Manolis Fragkiadakis + Victoria Nyst: Creating a tool supporting annotation and analysis of sign language corpora
“Over the last years various corpus projects documenting sign languages have started all over the world. Between 2007 and 2014, four large video corpora of West African sign languages have been compiled at Leiden University. Due to the lack of an efficient and user-friendly orthography, sign language corpora typically consist hundreds of hours of time-aligned videos annotated, using glosses from a spoken language, in ELAN. The annotation process for creating large, searchable corpora is still extremely labor intensive. Machine learning offers exciting opportunities for facilitating the annotation and analysis, both quantitative and qualitative, of sign language corpora."

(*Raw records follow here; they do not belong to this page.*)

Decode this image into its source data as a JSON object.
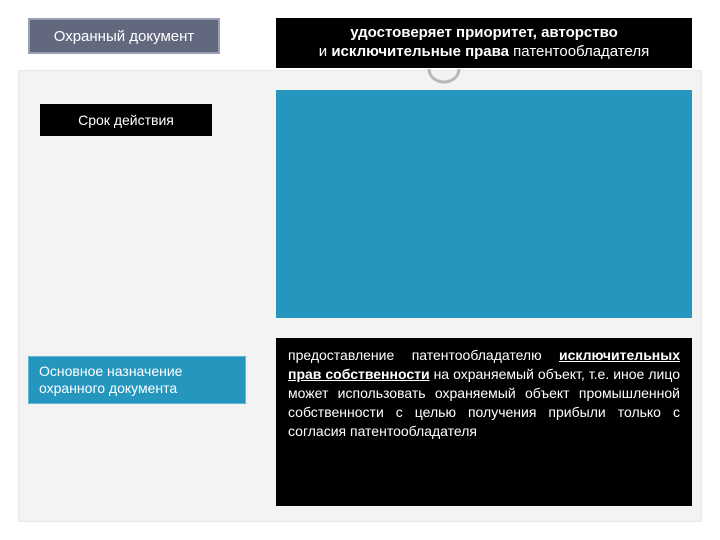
{
  "row1": {
    "label": "Охранный документ",
    "body_strong": "удостоверяет приоритет, авторство",
    "body_rest_prefix": "и ",
    "body_rest_strong": "исключительные права",
    "body_rest_suffix": " патентообладателя"
  },
  "row2": {
    "label": "Срок действия"
  },
  "row3": {
    "label_line1": "Основное назначение",
    "label_line2": " охранного документа",
    "body_pre": "предоставление патентообладателю ",
    "body_u": "исключительных прав собственности",
    "body_post": " на охраняемый объект, т.е. иное лицо может использовать охраняемый объект промышленной собственности с целью получения прибыли только с согласия патентообладателя"
  }
}
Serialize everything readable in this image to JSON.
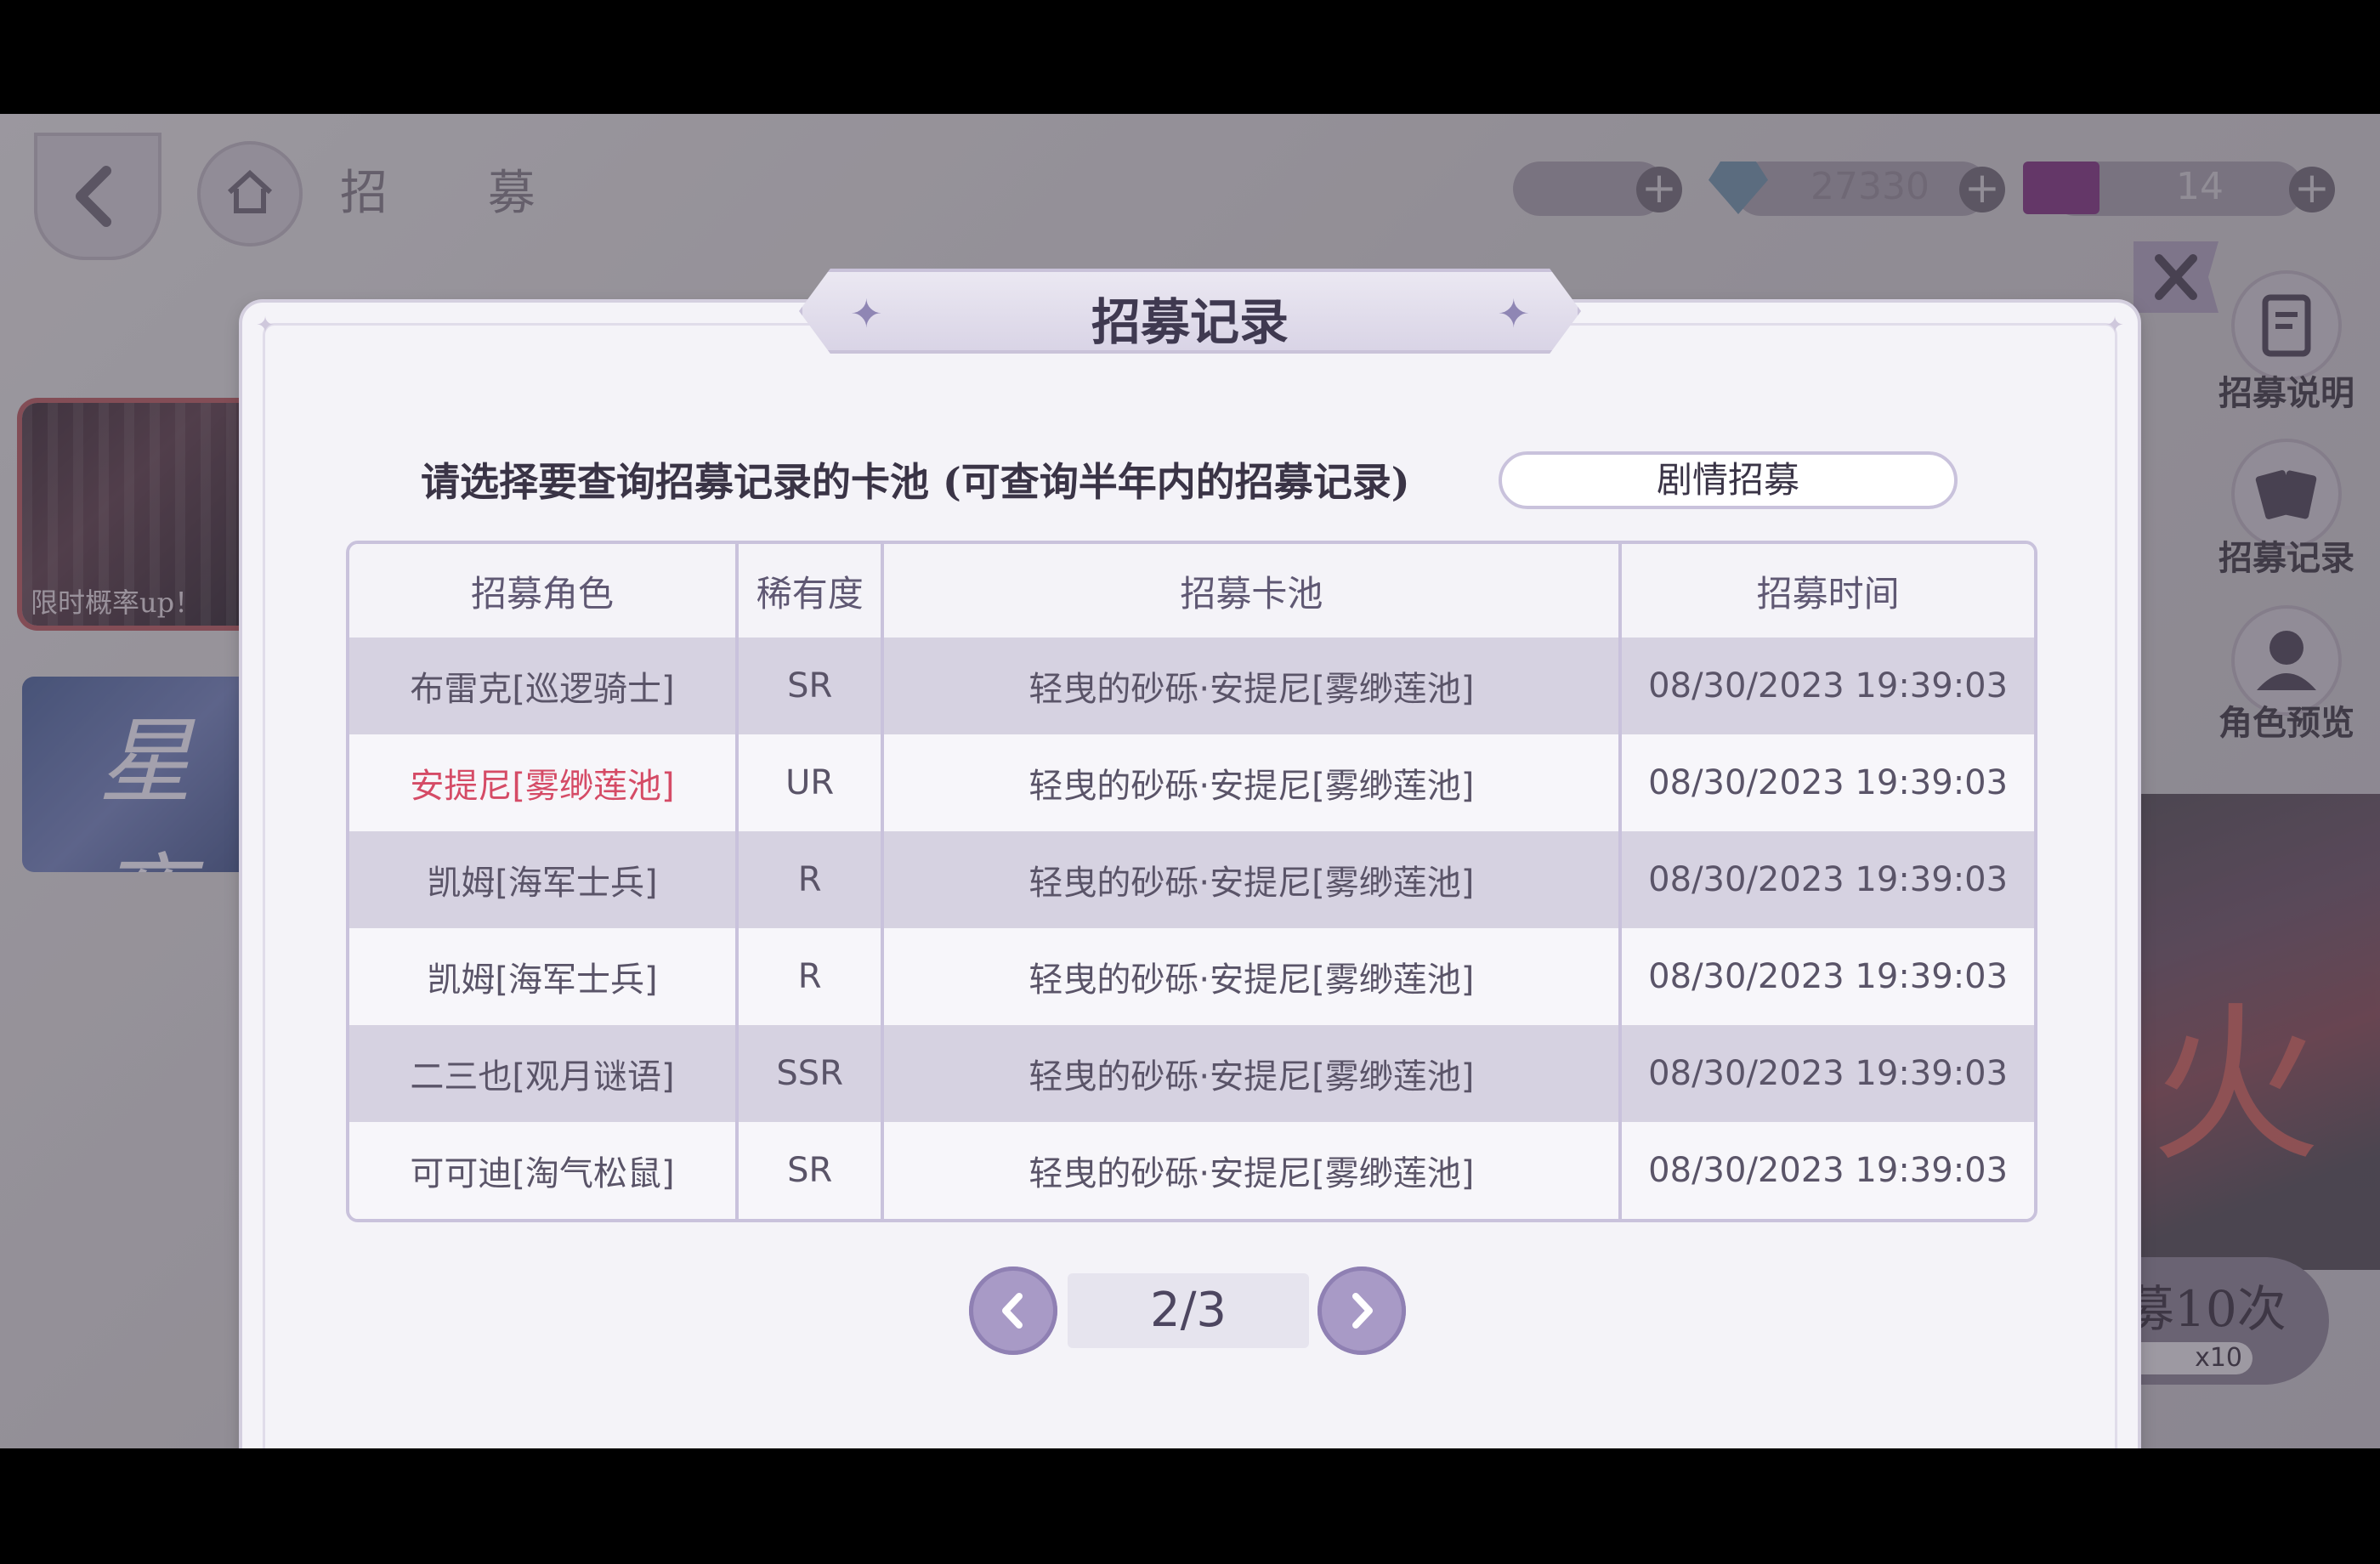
{
  "background": {
    "title": "招 募",
    "currency_gem": "27330",
    "currency_ticket": "14",
    "banner_limited_label": "限时概率up！",
    "banner_star": "星夜",
    "side_menu": [
      {
        "label": "招募说明",
        "icon": "clipboard-icon"
      },
      {
        "label": "招募记录",
        "icon": "cards-icon"
      },
      {
        "label": "角色预览",
        "icon": "person-icon"
      }
    ],
    "recruit_ten_label": "募10次",
    "recruit_ten_cost": "x10"
  },
  "modal": {
    "title": "招募记录",
    "prompt": "请选择要查询招募记录的卡池 (可查询半年内的招募记录)",
    "pool_selected": "剧情招募",
    "columns": [
      "招募角色",
      "稀有度",
      "招募卡池",
      "招募时间"
    ],
    "rows": [
      {
        "character": "布雷克[巡逻骑士]",
        "rarity": "SR",
        "pool": "轻曳的砂砾·安提尼[雾缈莲池]",
        "time": "08/30/2023 19:39:03"
      },
      {
        "character": "安提尼[雾缈莲池]",
        "rarity": "UR",
        "pool": "轻曳的砂砾·安提尼[雾缈莲池]",
        "time": "08/30/2023 19:39:03"
      },
      {
        "character": "凯姆[海军士兵]",
        "rarity": "R",
        "pool": "轻曳的砂砾·安提尼[雾缈莲池]",
        "time": "08/30/2023 19:39:03"
      },
      {
        "character": "凯姆[海军士兵]",
        "rarity": "R",
        "pool": "轻曳的砂砾·安提尼[雾缈莲池]",
        "time": "08/30/2023 19:39:03"
      },
      {
        "character": "二三也[观月谜语]",
        "rarity": "SSR",
        "pool": "轻曳的砂砾·安提尼[雾缈莲池]",
        "time": "08/30/2023 19:39:03"
      },
      {
        "character": "可可迪[淘气松鼠]",
        "rarity": "SR",
        "pool": "轻曳的砂砾·安提尼[雾缈莲池]",
        "time": "08/30/2023 19:39:03"
      }
    ],
    "page": "2/3"
  },
  "colors": {
    "accent": "#a89ac6",
    "ur": "#d54b66",
    "row_shade": "#d6d2e1"
  }
}
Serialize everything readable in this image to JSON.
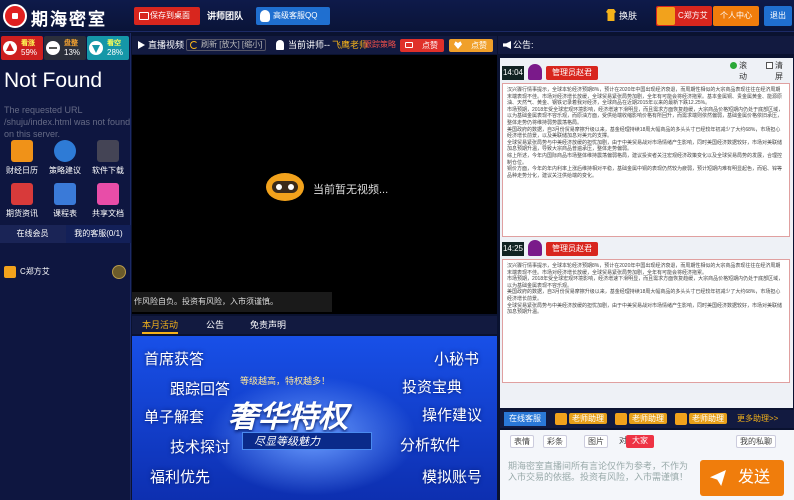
{
  "header": {
    "logo": "期海密室",
    "save_desktop": "保存到桌面",
    "team": "讲师团队",
    "qq_service": "高级客服QQ",
    "skin": "换肤",
    "username": "C郑方艾",
    "user_center": "个人中心",
    "logout": "退出"
  },
  "sidebar": {
    "sentiment": [
      {
        "label": "看涨",
        "pct": "59%"
      },
      {
        "label": "盘整",
        "pct": "13%"
      },
      {
        "label": "看空",
        "pct": "28%"
      }
    ],
    "not_found_title": "Not Found",
    "not_found_text": "The requested URL /shuju/index.html was not found on this server.",
    "tools": [
      "财经日历",
      "策略建议",
      "软件下载",
      "期货资讯",
      "课程表",
      "共享文档"
    ],
    "tabs": {
      "online": "在线会员",
      "my_support": "我的客服(0/1)"
    },
    "members": [
      {
        "name": "C郑方艾"
      }
    ]
  },
  "center": {
    "live_label": "直播视频",
    "refresh": "刷新 [放大] [缩小]",
    "current_lecturer": "当前讲师--",
    "lecturer_name": "飞鹰老师",
    "strategy": "跟踪策略",
    "like": "点赞",
    "favorite": "点赞",
    "no_video": "当前暂无视频...",
    "ticker": "作风险自负。投资有风险，入市须谨慎。",
    "tabs": [
      "本月活动",
      "公告",
      "免责声明"
    ],
    "banner": {
      "words": [
        "首席获答",
        "跟踪回答",
        "单子解套",
        "技术探讨",
        "福利优先",
        "小秘书",
        "投资宝典",
        "操作建议",
        "分析软件",
        "模拟账号"
      ],
      "sub": "等级越高，特权越多！",
      "big": "奢华特权",
      "slogan": "尽显等级魅力"
    }
  },
  "right": {
    "notice_label": "公告:",
    "roll": "滚动",
    "clear": "清屏",
    "messages": [
      {
        "time": "14:04",
        "name": "管理员赵君",
        "p1": "汉兴骤行情事提示，全球本轮经济预期8%，预计在2020年中国出现经济衰退，而周期性相似的大宗商品表现往往在经济周期末端表现不佳。市场对经济增长放缓，全球贸易紧张局势加剧，全年有可能会将经济拖累。基本金属铜、贵金属黄金、能源原油、天然气、黄金、钢铁记录着我对经济，全球商品在近期2015年以来的最新下跌12.25%。",
        "p2": "市场预期，2018年受全球宏观环境影响，经济增速下滑明显，而且需求方面恢复趋缓，大宗商品价格短期内仍处于底部区域，以为基础金属表现不容乐观，而原油方面，受供给端收缩影响价格有所回升，而需求端则依然偏弱，基础金属价格依旧承压，整体走势仍将维持弱势震荡格局。",
        "p3": "美国政府的数据，自3月份贸易摩擦升级以来，基金经理持续18周大幅商品的多头头寸已经较年初减少了大约68%，市场担心经济增长前景，以及美联储加息对美元的支撑。",
        "p4": "全球贸易紧张局势与中美经济放缓的担忧加剧，由于中美贸易战对市场情绪产生影响，同时美国经济数据较好，市场对美联储加息预期升温，导致大宗商品普遍承压，整体走势偏弱。",
        "p5": "综上所述，今年内国际商品市场整体维持震荡偏弱格局，建议投资者关注宏观经济政策变化以及全球贸易局势的发展，合理控制仓位。",
        "p6": "铜价方面，今年的年内利率上涨后维持相对平稳，基础金属中铜的表现仍然较为疲弱，预计短期内难有明显起色，而铝、锌等品种走势分化，建议关注供给端的变化。"
      },
      {
        "time": "14:25",
        "name": "管理员赵君",
        "p1": "汉兴骤行情事提示，全球本轮经济预期8%，预计在2020年中国出现经济衰退，而周期性相似的大宗商品表现往往在经济周期末端表现不佳。市场对经济增长放缓，全球贸易紧张局势加剧，全年有可能会将经济拖累。",
        "p2": "市场预期，2018年受全球宏观环境影响，经济增速下滑明显，而且需求方面恢复趋缓，大宗商品价格短期内仍处于底部区域，以为基础金属表现不容乐观。",
        "p3": "美国政府的数据，自3月份贸易摩擦升级以来，基金经理持续18周大幅商品的多头头寸已经较年初减少了大约68%，市场担心经济增长前景。",
        "p4": "全球贸易紧张局势与中美经济放缓的担忧加剧，由于中美贸易战对市场情绪产生影响，同时美国经济数据较好，市场对美联储加息预期升温。",
        "p5": "",
        "p6": ""
      }
    ],
    "support_label": "在线客服",
    "assistants": [
      "老师助理",
      "老师助理",
      "老师助理"
    ],
    "more": "更多助理>>",
    "toolbar": {
      "emoji": "表情",
      "color": "彩条",
      "image": "图片",
      "to": "对",
      "target": "大家",
      "private": "我的私聊"
    },
    "input_placeholder": "期海密室直播间所有言论仅作为参考，不作为入市交易的依据。投资有风险，入市需谨慎！",
    "send": "发送"
  }
}
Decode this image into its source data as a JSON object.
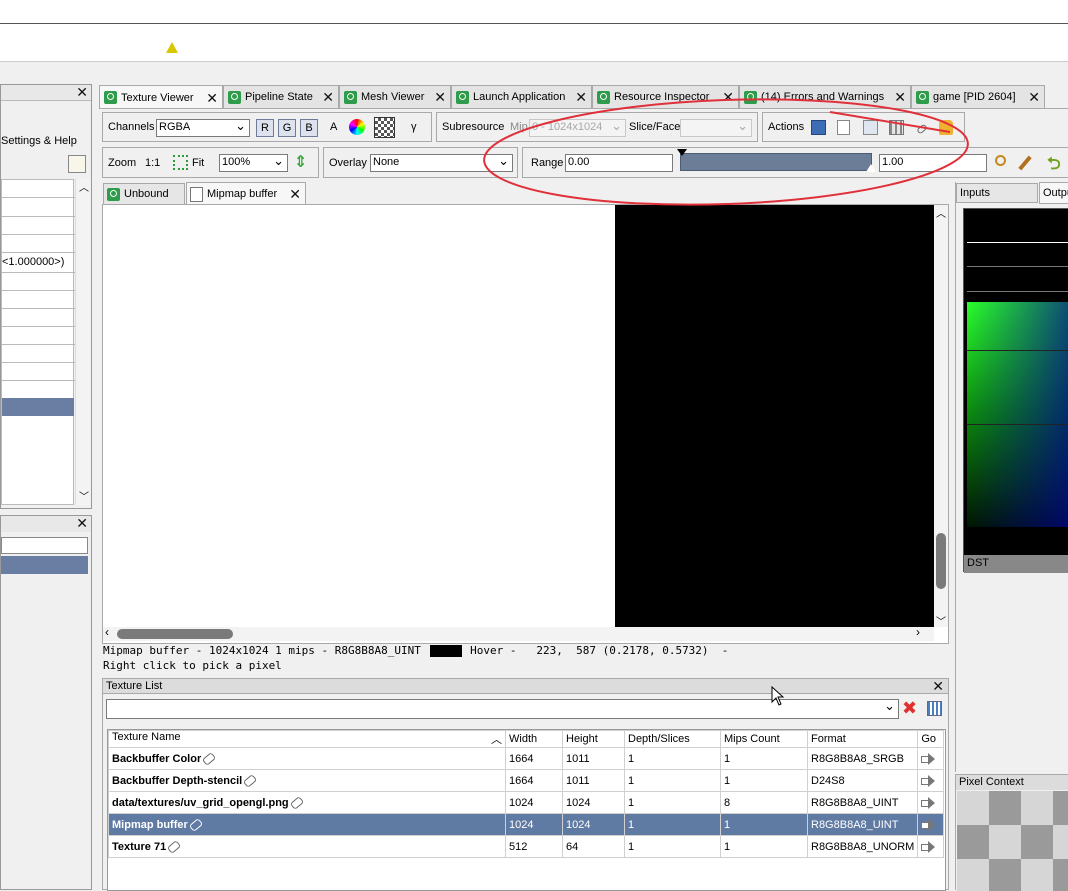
{
  "warning_icon": "warning-triangle-icon",
  "left_panel": {
    "settings_label": "Settings & Help",
    "vec_value": "<1.000000>)"
  },
  "tabs": [
    {
      "label": "Texture Viewer",
      "icon": "texture-icon"
    },
    {
      "label": "Pipeline State",
      "icon": "pipeline-icon"
    },
    {
      "label": "Mesh Viewer",
      "icon": "mesh-icon"
    },
    {
      "label": "Launch Application",
      "icon": "launch-icon"
    },
    {
      "label": "Resource Inspector",
      "icon": "inspector-icon"
    },
    {
      "label": "(14) Errors and Warnings",
      "icon": "warnings-icon"
    },
    {
      "label": "game [PID 2604]",
      "icon": "connection-icon"
    }
  ],
  "toolbar": {
    "channels_label": "Channels",
    "channels_value": "RGBA",
    "r": "R",
    "g": "G",
    "b": "B",
    "a": "A",
    "gamma": "γ",
    "subresource_label": "Subresource",
    "mip_label": "Mip",
    "mip_value": "0 - 1024x1024",
    "slice_label": "Slice/Face",
    "slice_value": "",
    "actions_label": "Actions",
    "zoom_label": "Zoom",
    "zoom_one": "1:1",
    "fit_label": "Fit",
    "zoom_value": "100%",
    "overlay_label": "Overlay",
    "overlay_value": "None",
    "range_label": "Range",
    "range_min": "0.00",
    "range_max": "1.00"
  },
  "subtabs": [
    {
      "label": "Unbound"
    },
    {
      "label": "Mipmap buffer"
    }
  ],
  "status": {
    "line1_left": "Mipmap buffer - 1024x1024 1 mips - R8G8B8A8_UINT",
    "line1_right": "Hover -   223,  587 (0.2178, 0.5732)  -",
    "line2": "Right click to pick a pixel",
    "swatch_color": "#000000"
  },
  "texture_list": {
    "title": "Texture List",
    "filter_value": "",
    "columns": [
      "Texture Name",
      "Width",
      "Height",
      "Depth/Slices",
      "Mips Count",
      "Format",
      "Go"
    ],
    "rows": [
      {
        "name": "Backbuffer Color",
        "width": "1664",
        "height": "1011",
        "depth": "1",
        "mips": "1",
        "format": "R8G8B8A8_SRGB",
        "selected": false
      },
      {
        "name": "Backbuffer Depth-stencil",
        "width": "1664",
        "height": "1011",
        "depth": "1",
        "mips": "1",
        "format": "D24S8",
        "selected": false
      },
      {
        "name": "data/textures/uv_grid_opengl.png",
        "width": "1024",
        "height": "1024",
        "depth": "1",
        "mips": "8",
        "format": "R8G8B8A8_UINT",
        "selected": false
      },
      {
        "name": "Mipmap buffer",
        "width": "1024",
        "height": "1024",
        "depth": "1",
        "mips": "1",
        "format": "R8G8B8A8_UINT",
        "selected": true
      },
      {
        "name": "Texture 71",
        "width": "512",
        "height": "64",
        "depth": "1",
        "mips": "1",
        "format": "R8G8B8A8_UNORM",
        "selected": false
      }
    ]
  },
  "right_panel": {
    "inputs_tab": "Inputs",
    "outputs_tab": "Outpu",
    "thumb_label": "DST",
    "pixel_context_title": "Pixel Context"
  },
  "colors": {
    "selection": "#5f7aa3",
    "annotation": "#e0303a",
    "range_bar": "#6c7d98"
  }
}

"The aim of our current project is to develop a tool that supports the annotation and analysis of sign language corpora, including the automatic identification of the presence of a sign and of its fundamental formal properties of signs (i.e. handshape, location/movement, and number of hands). A challenge for this type of tools is the diverse nature of sign language videos, in terms of background, number of signers, skin color of signers, quality of the visual image, among others. The tool currently being developed should be able to cope with as many of these diversities as possible, using a relatively limited set of training material. So far, the following functionalities have been developed: 1) recognition of the exact time-frame a sign occurs, 2) removal of redundant information from the raw video by using a pose estimation framework (i.e. OpenPose), 3) extracted hand locations have been used to train and test four different classifiers. The result of this process so far is a tool that uses XGBoost to accurately predict the span of a sign and automatically create a time-slot for annotation.”
Paul Vierthaler: Extracting and Sourcing Quotes in a Large Chinese Corpus
“In this talk I will discuss my recent research into developing algorithms that facilitate the study of large collections of Chinese documents. I will introduce my approach for identifying intertextuality (that is, when one text copies from another) and discuss some of my recent experiments in developing machine learning algorithms to predict the origin of the detected quotes. This process of automatically detecting source materials is aimed at tracing lineages of information in late imperial Chinese literature, a central concern of my current monograph project.”

Additional program
As an optional part of the program a guided tour through the famous 17th-century library Thysiana. The tour is scheduled prior to the program, 1 hour between 12.00-14.00, and only possible upon registration.
The Data Science Research Programme is associated to LIACS and MI.